A quarta semana em Marrakesh começou mais leve depois do retiro em Essaouira, leveza necessária para começar a jornada de trabalho sozinha, pois o cantor viajou para resolver questões burocráticas, e eu fiquei com as 3 horas de show durante 6 dias.Se não fosse a gripe que peguei essa semana seria bem mais fácil, confesso. O lado bom foi que o repertório mudou consideravelmente. Os clássicos seguem presentes na lista de canções (alguns bons e outros nem tanto) mas o brega foi dar um “rolé”, acompanhando o chefe da banda na viagem. Discretamente adicionei um sambinha, e hoje, começaremos a noite, eu e Lazara tocando samba canção. Em suma, minhas asas cresceram para poder segurar a atenção do público por o cantor é um verdadeiro “show man”, este super a vontade, todo o contrário do que eu sinto. E apesar de ainda me sentir presa, pude interpretar, abrir os braços, sair um pouquinho do meu casulo de falsa elegância, que mantém a minha expressividade contida e mata minha interpretação. Em suma, com o passar dos dias cantando sozinha, voltei a sentir, em alguns momentos, a música pulsando novamente dentro de mim, pude me transportar a outras dimensões, como eu gosto. Isso é essencial! As pessoas me sorriem, falam com os olhos, no inicio aplaudem timidamente, e depois o aplausos crescem, e até chego a escutar um “bravo”. O dono do bar também esboça satisfação, é um homem de bom gosto, e um amante do jazz e do samba.

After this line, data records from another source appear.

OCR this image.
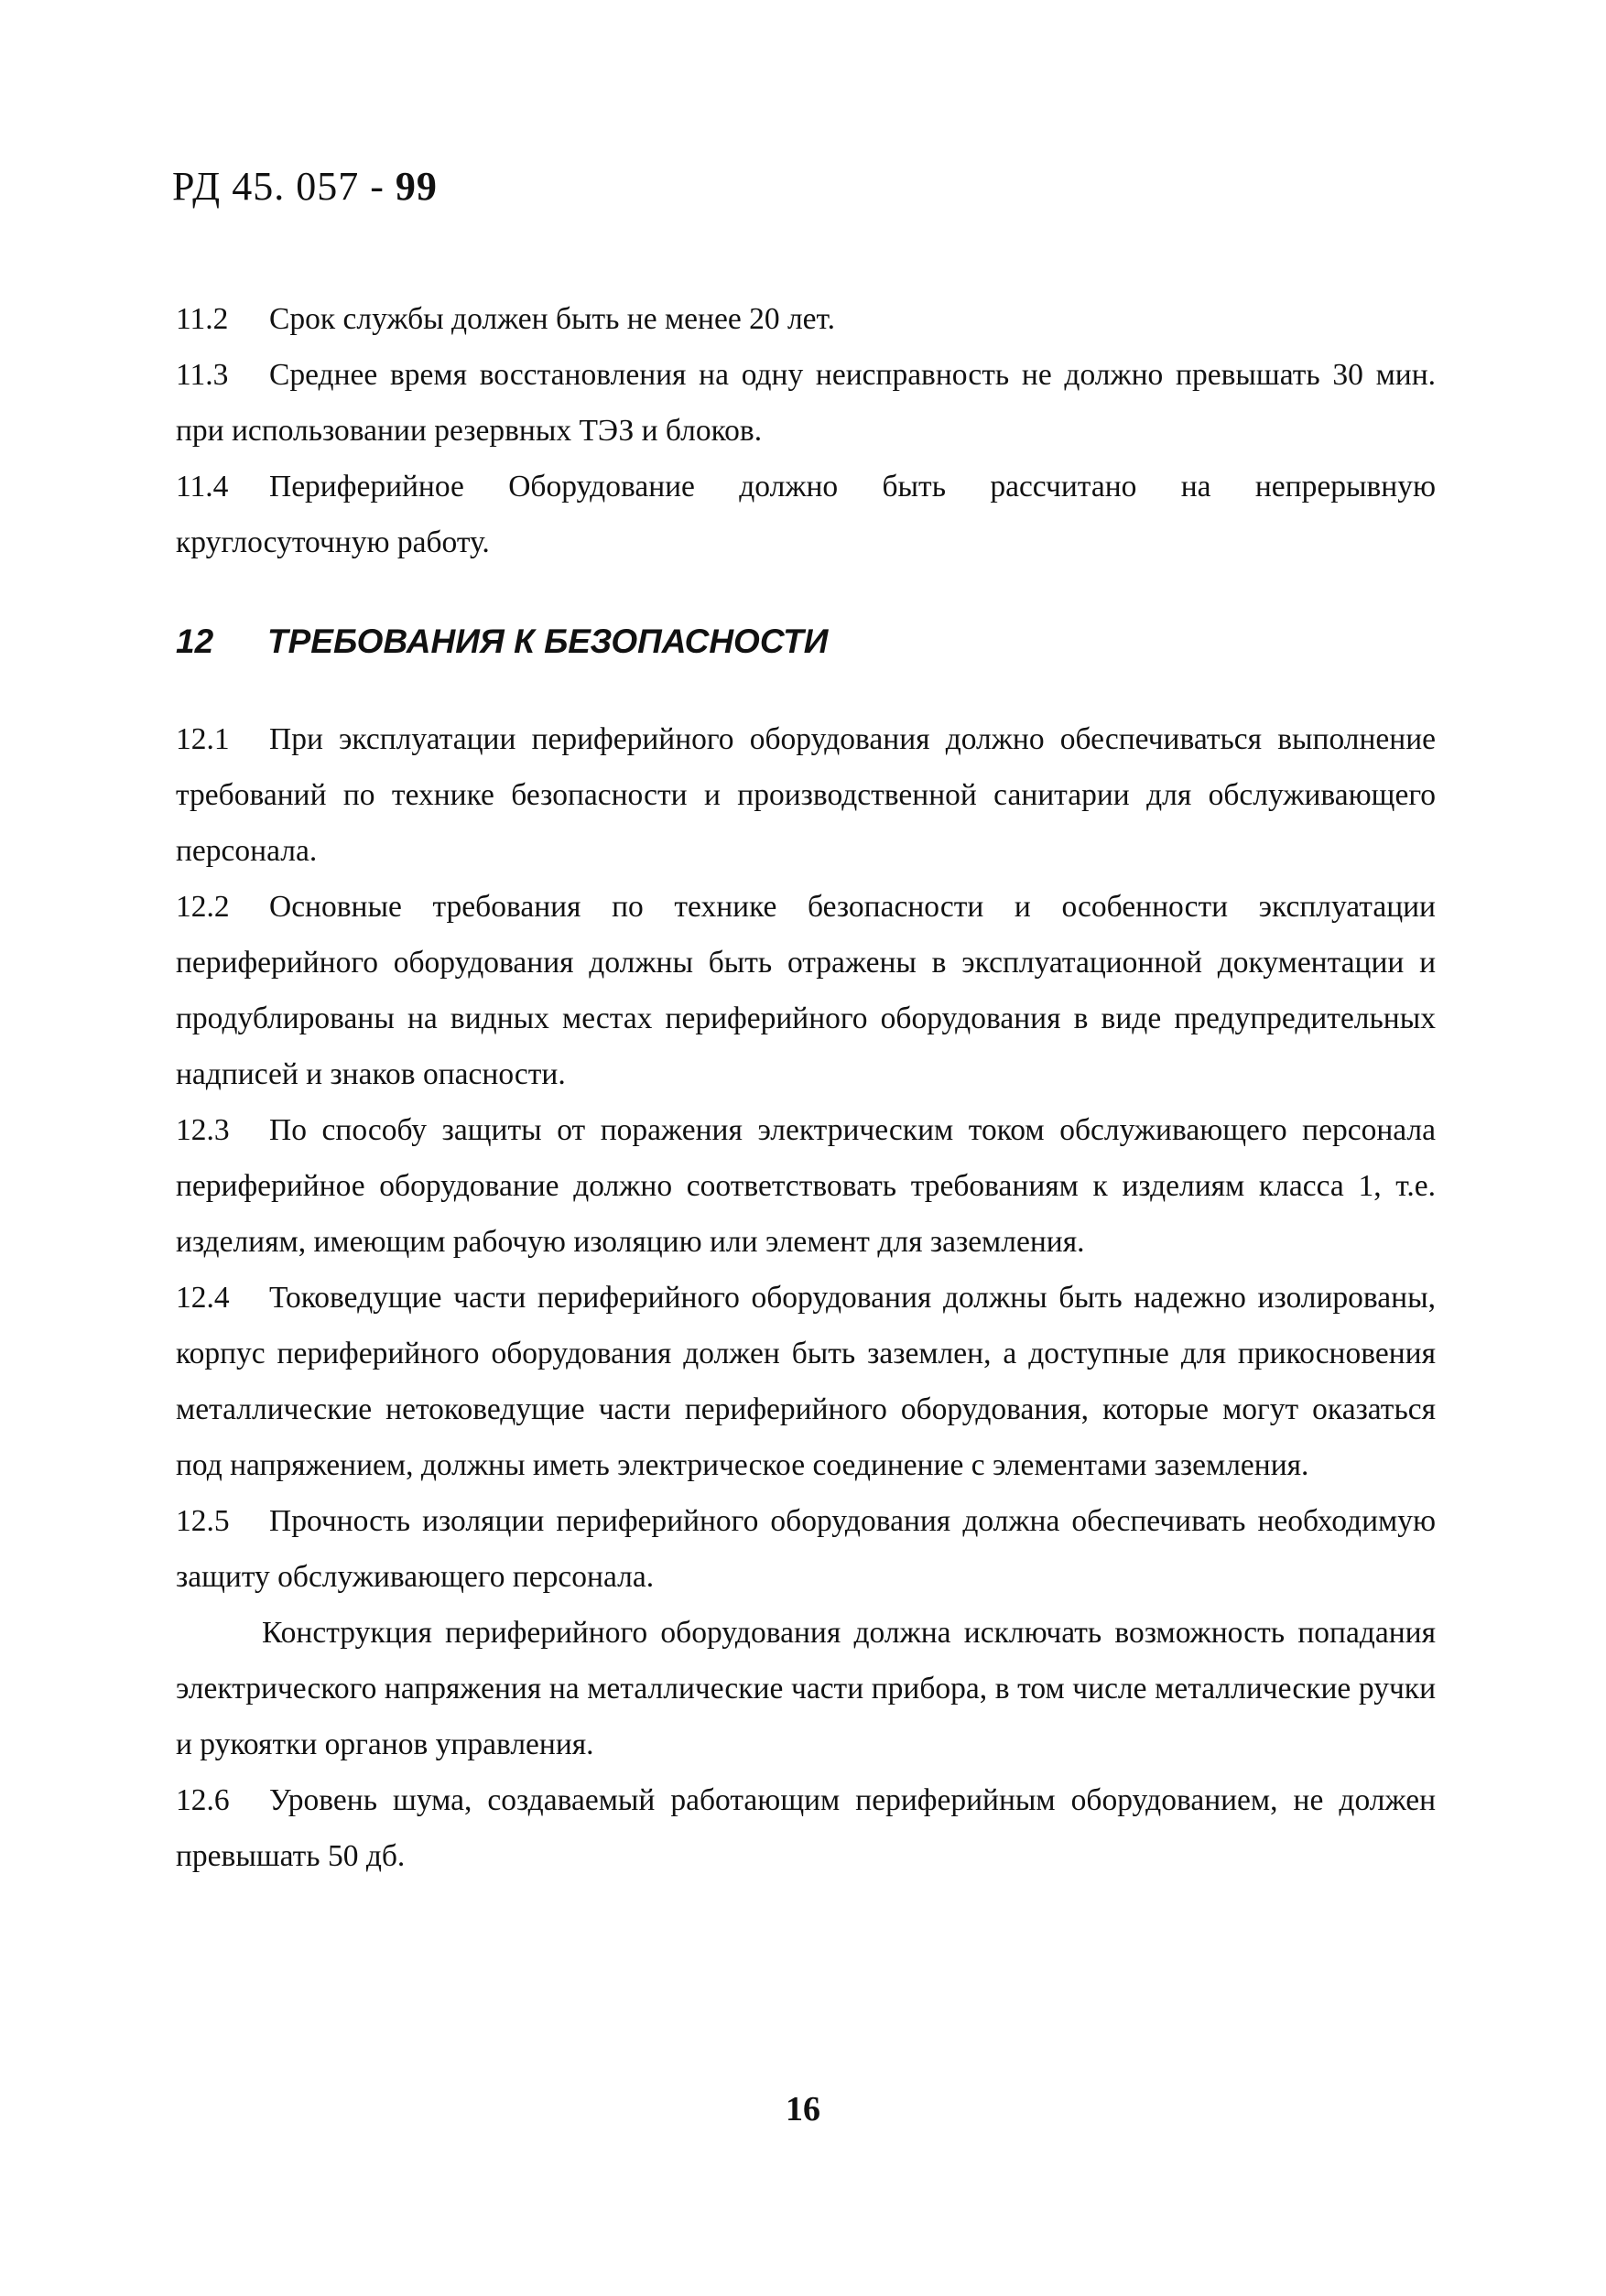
РД 45. 057 - 99

11.2 Срок службы должен быть не менее 20 лет.

11.3 Среднее время восстановления на одну неисправность не должно превышать 30 мин. при использовании резервных ТЭЗ и блоков.

11.4 Периферийное Оборудование должно быть рассчитано на непрерывную круглосуточную работу.

12 ТРЕБОВАНИЯ К БЕЗОПАСНОСТИ

12.1 При эксплуатации периферийного оборудования должно обеспечиваться выполнение требований по технике безопасности и производственной санитарии для обслуживающего персонала.

12.2 Основные требования по технике безопасности и особенности эксплуатации периферийного оборудования должны быть отражены в эксплуатационной документации и продублированы на видных местах периферийного оборудования в виде предупредительных надписей и знаков опасности.

12.3 По способу защиты от поражения электрическим током обслуживающего персонала периферийное оборудование должно соответствовать требованиям к изделиям класса 1, т.е. изделиям, имеющим рабочую изоляцию или элемент для заземления.

12.4 Токоведущие части периферийного оборудования должны быть надежно изолированы, корпус периферийного оборудования должен быть заземлен, а доступные для прикосновения металлические нетоковедущие части периферийного оборудования, которые могут оказаться под напряжением, должны иметь электрическое соединение с элементами заземления.

12.5 Прочность изоляции периферийного оборудования должна обеспечивать необходимую защиту обслуживающего персонала.

Конструкция периферийного оборудования должна исключать возможность попадания электрического напряжения на металлические части прибора, в том числе металлические ручки и рукоятки органов управления.

12.6 Уровень шума, создаваемый работающим периферийным оборудованием, не должен превышать 50 дб.

16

Eu me deparo com diversas limitações para fazer samba aqui, pois os códigos são essenciais, e acompanhada por um grupo de música latina, fica complicado executar o samba. Mas eu dou um jeitinho, e aos trancos e barrancos consigo interpretar um que outro sambinha. Ontem foi uma noite especial. O restaurante não estava muito cheio, mas o público tinha interesse pelo que estava ouvindo, a banda estava super bem humorada, e eu mais solta (claro que nem a metade do que sou realmente), e isso se notava. Acho que consegui passar muita vibração positiva para as pessoas, me emocionei algumas vezes, cantei com o corpo, mais inspirada, mas verdadeira, como eu gosto e como tem que ser. E no final da apresentação, o dono do local me chamou pra conversar. Me elogiou, e me perguntou:” você canta samba originalmente???” E eu disse que o samba era uma das minhas paixões, e que eu vibro muito quando canto. Tivemos uma conversa rápida, e eu me permiti ser sincera. Ele disse que podia perceber a vida que brotava do meu canto, disse que percebeu tudo o que estava acontecendo, e que me sente mais a vontade e mais leve! A gente acha que a pessoas não sabem os motivos das nossas insatisfações, mas basta estar um pouco conectado, para entender o seu entorno. E esse senhor, sabia, sentia e captava a origem da minha tristeza. Foi super gentil comigo... e não precisei justificar a queda da minha rentabilidade e a minha ausência performática na banda. Ele já havia constatado! E disse: “a musica Brasileira é a sua vida não é mesmo?! Eu vi que hoje a música saía do seu coração”. “Eu sei que é difícil fazer musica Brasileira com um grupo latino, não se preocupe, eu te entendo. Gostei muito do show de hoje, bravo Livia”. Me pediu pra cantar “folhas secas”. E eu não posso negar o pedido do chefe! hehehehe

 

A música Brasileira tem um peso inegável na minha vida e na minha trajetória, porém, não é o fato de estar enveredando-me pela estrada latina o que me deixa triste. Adoro cantar em castelhano, estou descobrindo um outro universo musical, estou me misturando, renovando o meu canto, abrindo um leque. O X do problema é a falta de tesão, o fato de estar limitada a atender ordens de uma pessoa que não leva em consideração a minha sensibilidade. E me parece que esse senhor, um homem sensível percebeu isso! Pensou que era somente pela ausência da música Brasileira. Mas percebeu que existe uma flor dentro de mim, que passou quase um mês murcha, quase morta, e que voltou a desabrochar nos últimos dias, a flor da verdade, da emoção, da sinceridade, da alegria, da satisfação.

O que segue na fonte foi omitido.